Pietro Sebastiani, Direttore Generale DCGS - MAECI

• Al termine del quindicennio di riferimento per l’attuazione degli Obiettivi di sviluppo del millennio, i tre eventi internazionali che si sono succeduti nel corso del 2015 – la terza Conferenza sul finanziamento dello sviluppo di Addis Abeba, il Vertice sullo sviluppo sostenibile di New York e la 21ma Conferenza delle Parti della Convenzione quadro delle Nazioni Unite sui cambiamenti climatici (Unfccc) di Parigi – hanno innovato il quadro delle politiche per uno sviluppo globale realmente sostenibile da qui al 2030. Ha completato questo quadro, nel 2016, il Vertice Umanitario Mondiale di Istanbul. L’aver raggiunto un accordo sugli obiettivi in materia di eliminazione della povertà, empowerment femminile, cambiamenti climatici, inclusione sociale ed economica e standard di governance è un risultato importante. Il vero successo, tuttavia, arriverà nel momento in cui, con il concorso di tutti gli attori coinvolti, sapremo tradurre lo spirito dell’Agenda in una strategia di sviluppo sostenibile, in politiche coerenti, in obiettivi e priorità nazionali, in azioni concrete e uso efficace delle risorse, obiettivo del Documento triennale di programmazione e di indirizzo. Da qui l’esigenza di definire un approccio strategico per il triennio 2016-2018 che metta l’Agenda 2030 e lo sviluppo sostenibile al centro delle nostre politiche per far fronte ai profondi cambiamenti sociali, politici e demografici in atto, alla crescente destabilizzazione in alcune aree in Africa e nel Medio Oriente, all’acuirsi dell’emergenza migratoria, all’impatto dei cambiamenti climatici, alla necessità di sostenere i processi di pace e laddove si renda necessario un impegno a livello globale. Un approccio che rilanci il ruolo della Cooperazione italiana in un’ottica di valorizzazione e capitalizzazione del patrimonio di esperienza e al contempo d’innovazione, coinvolgendo ancora più intensamente tutti i soggetti del sistema della cooperazione allo sviluppo nelle attività di cooperazione.

In questo senso, molto è stato fatto grazie all’impegno messo in campo dal Ministro degli Affari esteri e della Cooperazione internazionale, Paolo Gentiloni,dal viceministro Mario Giro e dal mio predecessore Giampaolo Cantini, che ringrazio per il ruolo svolto sin qui. C’è un forte impegno politico a un riallineamento dell’Italia agli standard internazionali della cooperazione allo sviluppo e c’è anche l’impegno specifico, in occasione del vertice G7 del 2017 che avverrà sotto la presidenza italiana, a non essere più gli ultimi tra i paesi G7 nel rapporto tra aiuto pubblico allo sviluppo e reddito nazionale lordo. Ne risultavconfermata una nuova visione politicavdella cooperazione allo sviluppo intesa come vero “investimento strategico”, che favorisce la programmabilità e la prevedibilità delle risorse nell’arco del triennio e si accompagna alla nascita dell’Agenzia italiana per la Cooperazione allo sviluppo(Aics), con la Cassa Depositi e Prestiti nella sua nuova funzione di istituzione finanziaria della cooperazione.
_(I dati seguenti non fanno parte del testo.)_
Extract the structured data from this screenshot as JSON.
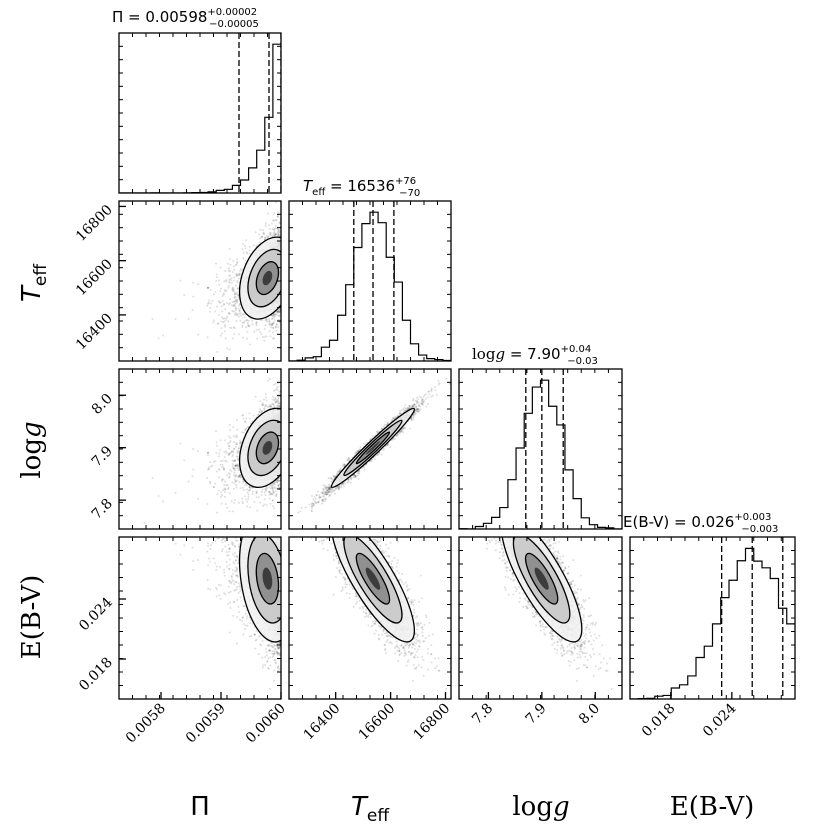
{
  "chart_data": {
    "type": "scatter",
    "subtype": "corner-plot",
    "parameters": [
      {
        "key": "pi",
        "label": "Π",
        "range": [
          0.00573,
          0.006
        ],
        "ticks": [
          "0.0058",
          "0.0059",
          "0.0060"
        ],
        "tick_values": [
          0.0058,
          0.0059,
          0.006
        ],
        "title": {
          "prefix": "Π = ",
          "value": "0.00598",
          "plus": "+0.00002",
          "minus": "−0.00005"
        },
        "median": 0.00598,
        "q16": 0.00593,
        "q84": 0.006
      },
      {
        "key": "teff",
        "label_main": "T",
        "label_sub": "eff",
        "range": [
          16230,
          16820
        ],
        "ticks": [
          "16400",
          "16600",
          "16800"
        ],
        "tick_values": [
          16400,
          16600,
          16800
        ],
        "title": {
          "prefix": "T",
          "sub": "eff",
          "eq": " = ",
          "value": "16536",
          "plus": "+76",
          "minus": "−70"
        },
        "median": 16536,
        "q16": 16466,
        "q84": 16612
      },
      {
        "key": "logg",
        "label_main": "log",
        "label_it": "g",
        "range": [
          7.745,
          8.05
        ],
        "ticks": [
          "7.8",
          "7.9",
          "8.0"
        ],
        "tick_values": [
          7.8,
          7.9,
          8.0
        ],
        "title": {
          "prefix": "log",
          "it": "g",
          "eq": " = ",
          "value": "7.90",
          "plus": "+0.04",
          "minus": "−0.03"
        },
        "median": 7.9,
        "q16": 7.87,
        "q84": 7.94
      },
      {
        "key": "ebv",
        "label": "E(B-V)",
        "range": [
          0.014,
          0.0302
        ],
        "ticks": [
          "0.018",
          "0.024"
        ],
        "tick_values": [
          0.018,
          0.024
        ],
        "title": {
          "prefix": "E(B-V) = ",
          "value": "0.026",
          "plus": "+0.003",
          "minus": "−0.003"
        },
        "median": 0.026,
        "q16": 0.023,
        "q84": 0.029
      }
    ],
    "correlations": {
      "pi_teff": 0.5,
      "pi_logg": 0.5,
      "pi_ebv": -0.5,
      "teff_logg": 0.97,
      "teff_ebv": -0.8,
      "logg_ebv": -0.8
    },
    "grid": false
  }
}
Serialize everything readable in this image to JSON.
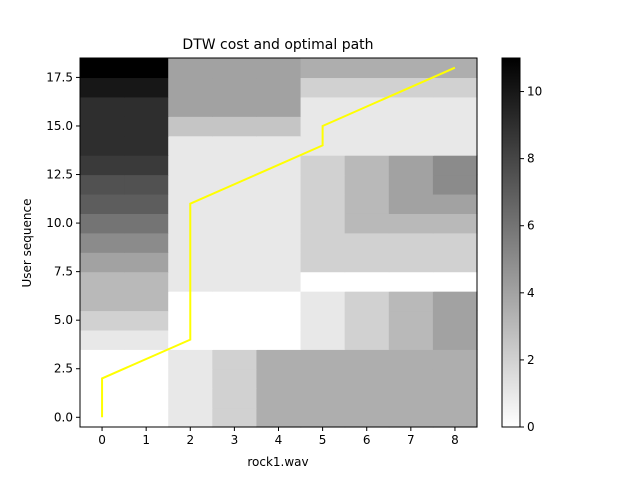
{
  "chart_data": {
    "type": "heatmap",
    "title": "DTW cost and optimal path",
    "xlabel": "rock1.wav",
    "ylabel": "User sequence",
    "x_categories": [
      0,
      1,
      2,
      3,
      4,
      5,
      6,
      7,
      8
    ],
    "y_categories": [
      0,
      1,
      2,
      3,
      4,
      5,
      6,
      7,
      8,
      9,
      10,
      11,
      12,
      13,
      14,
      15,
      16,
      17,
      18
    ],
    "xlim": [
      -0.5,
      8.5
    ],
    "ylim": [
      -0.5,
      18.5
    ],
    "x_ticks": [
      "0",
      "1",
      "2",
      "3",
      "4",
      "5",
      "6",
      "7",
      "8"
    ],
    "y_ticks": [
      "0.0",
      "2.5",
      "5.0",
      "7.5",
      "10.0",
      "12.5",
      "15.0",
      "17.5"
    ],
    "y_tick_values": [
      0,
      2.5,
      5,
      7.5,
      10,
      12.5,
      15,
      17.5
    ],
    "colormap": "gray_r",
    "vmin": 0,
    "vmax": 11,
    "colorbar_ticks": [
      "0",
      "2",
      "4",
      "6",
      "8",
      "10"
    ],
    "colorbar_tick_values": [
      0,
      2,
      4,
      6,
      8,
      10
    ],
    "cost_matrix": [
      [
        0,
        0,
        1,
        2,
        3.5,
        3.5,
        3.5,
        3.5,
        3.5
      ],
      [
        0,
        0,
        1,
        2,
        3.5,
        3.5,
        3.5,
        3.5,
        3.5
      ],
      [
        0,
        0,
        1,
        2,
        3.5,
        3.5,
        3.5,
        3.5,
        3.5
      ],
      [
        0,
        0,
        1,
        2,
        3.5,
        3.5,
        3.5,
        3.5,
        3.5
      ],
      [
        1,
        1,
        0,
        0,
        0,
        1,
        2,
        3,
        4
      ],
      [
        2,
        2,
        0,
        0,
        0,
        1,
        2,
        3,
        4
      ],
      [
        3,
        3,
        0,
        0,
        0,
        1,
        2,
        3,
        4
      ],
      [
        3,
        3,
        1,
        1,
        1,
        0,
        0,
        0,
        0
      ],
      [
        4,
        4,
        1,
        1,
        1,
        2,
        2,
        2,
        2
      ],
      [
        5,
        5,
        1,
        1,
        1,
        2,
        2,
        2,
        2
      ],
      [
        6,
        6,
        1,
        1,
        1,
        2,
        3,
        3,
        3
      ],
      [
        7,
        7,
        1,
        1,
        1,
        2,
        3,
        4,
        4
      ],
      [
        7.5,
        7.5,
        1,
        1,
        1,
        2,
        3,
        4,
        5
      ],
      [
        8.5,
        8.5,
        1,
        1,
        1,
        2,
        3,
        4,
        5
      ],
      [
        9,
        9,
        1,
        1,
        1,
        1,
        1,
        1,
        1
      ],
      [
        9,
        9,
        2.5,
        2.5,
        2.5,
        1,
        1,
        1,
        1
      ],
      [
        9,
        9,
        4,
        4,
        4,
        1,
        1,
        1,
        1
      ],
      [
        10,
        10,
        4,
        4,
        4,
        2,
        2,
        2,
        2
      ],
      [
        11,
        11,
        4,
        4,
        4,
        3.5,
        3.5,
        3.5,
        3.5
      ]
    ],
    "path": {
      "color": "#ffff00",
      "points": [
        [
          0,
          0
        ],
        [
          0,
          2
        ],
        [
          2,
          4
        ],
        [
          2,
          11
        ],
        [
          5,
          14
        ],
        [
          5,
          15
        ],
        [
          8,
          18
        ]
      ]
    },
    "grid": false
  }
}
Si tratta di innovazioni di non poco conto, cui si aggiungono tre nuove istituzioni – il viceministro, il Comitato interministeriale e il Consiglio nazionale per la Cooperazione allo sviluppo – per assicurare maggiore governance, coerenza, efficacia, raccordo e priorità politica alla cooperazione, sempre più in partnership con le espressioni della società civile e del settore privato impegnate nello sviluppo sostenibile. Il mio impegno come nuovo Direttore generale della Cooperazione italiana allo sviluppo è quello di contribuire al raggiungimento di questi obiettivi in collaborazione con tutti gli interlocutori del “Sistema Cooperazione”, italiano e internazionale.